Se a medida exterior e interior de um conjunto coincidem, este é chamado mensurável e sua medida é este valor comum. Ele mostrou que a família de conjuntos mensuráveis contém os conjuntos de Borel e que sua medida concorda com medida de Borel sobre a conjuntos de Borel. Sua medida também é contável aditiva e a família de conjuntos mensuráveis é um sigma álgebra. Ele, então, estendeu essa medida para toda a linha real e, por analogia, introduziu medidas similares em espaços euclidianos de dimensão superior para representar a área no plano, o volume no espaço tridimensional, etc.

Voltando a integração, ele primeiro definiu a integral de uma função positiva sobre os reais como a medida da região bidimensional  sob o seu gráfico, em seguida, a integral de qualquer função como a diferença das integrais da parte positiva e negativa. Ele chamou uma função de mensurável se a imagem inversa de um intervalo é um conjunto mensurável e, em seguida, provou que a integral de uma função mensurável limitada em um intervalo limitado existe. Assim, ele ampliou a integral de Riemann adequando o processo de integração a uma classe mais ampla de funções.

Depois de verificar propriedades algébricas elementares da integral, ele provou um dos resultados mais profundos da análise, o Teorema da Convergência Dominada de Lebesgue: se uma seqüência de funções integráveis converge para uma função integrável então a integral do limite é o limite das integrais

Em 1904, voltando sua atenção para a diferenciação, ele recuperou o teorema fundamental do cálculo de uma forma particularmente simples.
Dizemos que uma afirmação é verdadeira quase sempre, se o conjunto de pontos em que não é verdadeira tem medida zero. De posse desse conceito Lebesgue  primeiro provou que uma função monótona, e, portanto, a soma ou a diferença de duas funções monótonas, é diferenciável em quase todo ponto.

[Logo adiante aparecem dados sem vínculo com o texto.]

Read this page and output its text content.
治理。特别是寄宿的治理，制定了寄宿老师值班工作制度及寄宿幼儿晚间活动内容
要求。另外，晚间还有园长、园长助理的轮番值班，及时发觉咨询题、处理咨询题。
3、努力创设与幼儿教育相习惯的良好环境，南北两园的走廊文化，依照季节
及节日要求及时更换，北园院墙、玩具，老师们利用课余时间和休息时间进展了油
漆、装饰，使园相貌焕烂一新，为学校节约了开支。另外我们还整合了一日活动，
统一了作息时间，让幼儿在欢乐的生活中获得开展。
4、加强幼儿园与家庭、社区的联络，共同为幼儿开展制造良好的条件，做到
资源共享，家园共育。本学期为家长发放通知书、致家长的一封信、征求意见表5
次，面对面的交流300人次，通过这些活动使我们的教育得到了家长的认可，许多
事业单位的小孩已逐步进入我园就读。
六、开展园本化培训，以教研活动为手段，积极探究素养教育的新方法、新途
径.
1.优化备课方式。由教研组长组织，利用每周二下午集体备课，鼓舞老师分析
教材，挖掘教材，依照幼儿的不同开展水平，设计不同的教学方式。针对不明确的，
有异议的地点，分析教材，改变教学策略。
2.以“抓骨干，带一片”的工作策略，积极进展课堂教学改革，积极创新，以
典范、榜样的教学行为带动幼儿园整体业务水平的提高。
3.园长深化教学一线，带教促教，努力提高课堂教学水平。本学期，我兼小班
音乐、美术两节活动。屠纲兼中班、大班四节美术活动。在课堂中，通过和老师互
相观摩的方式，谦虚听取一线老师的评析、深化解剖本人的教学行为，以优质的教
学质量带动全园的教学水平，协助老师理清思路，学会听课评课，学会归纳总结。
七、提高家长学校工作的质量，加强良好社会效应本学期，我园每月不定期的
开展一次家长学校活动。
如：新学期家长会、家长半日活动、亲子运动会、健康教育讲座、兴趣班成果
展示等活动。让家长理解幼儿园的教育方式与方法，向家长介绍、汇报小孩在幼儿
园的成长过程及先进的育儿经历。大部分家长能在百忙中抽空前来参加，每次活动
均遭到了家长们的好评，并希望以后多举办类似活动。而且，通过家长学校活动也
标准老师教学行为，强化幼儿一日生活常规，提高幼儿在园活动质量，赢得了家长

Em seguida, ele mostrou que a integral indefinida de uma função é diferenciável em quase todo ponto.

Finalmente, ele caracterizou todas as funções que podem ser expressas como integrais indefinidas: essas funções  são absolutamente contínuas, funções estas introduzidas anteriormente por G. Vitali. Uma função é absolutamente contínua se a sua variação total num conjunto aberto tende à zero à medida que a medida do conjunto aberto tende à  zero.

Agora, uma função cuja variação total é limitada é a diferença de duas funções monótonas e, portanto, é diferenciável quase todos os pontos. No entanto, a integral indefinida de sua derivada não precisa ser igual a ela. A diferença é caracterizada pelo fato de que sua derivada é zero em quase todos os pontos. Funções com esta propriedade são chamadas singulares e não precisam ser constante, e na verdade, elas podem assumir todos os valores em um intervalo. Lebesgue mostrou que uma função de variação limitada pode ser decomposta em uma soma de uma função absolutamente contínua e de uma função singular. Este é o famoso teorema de decomposição de Lebesgue.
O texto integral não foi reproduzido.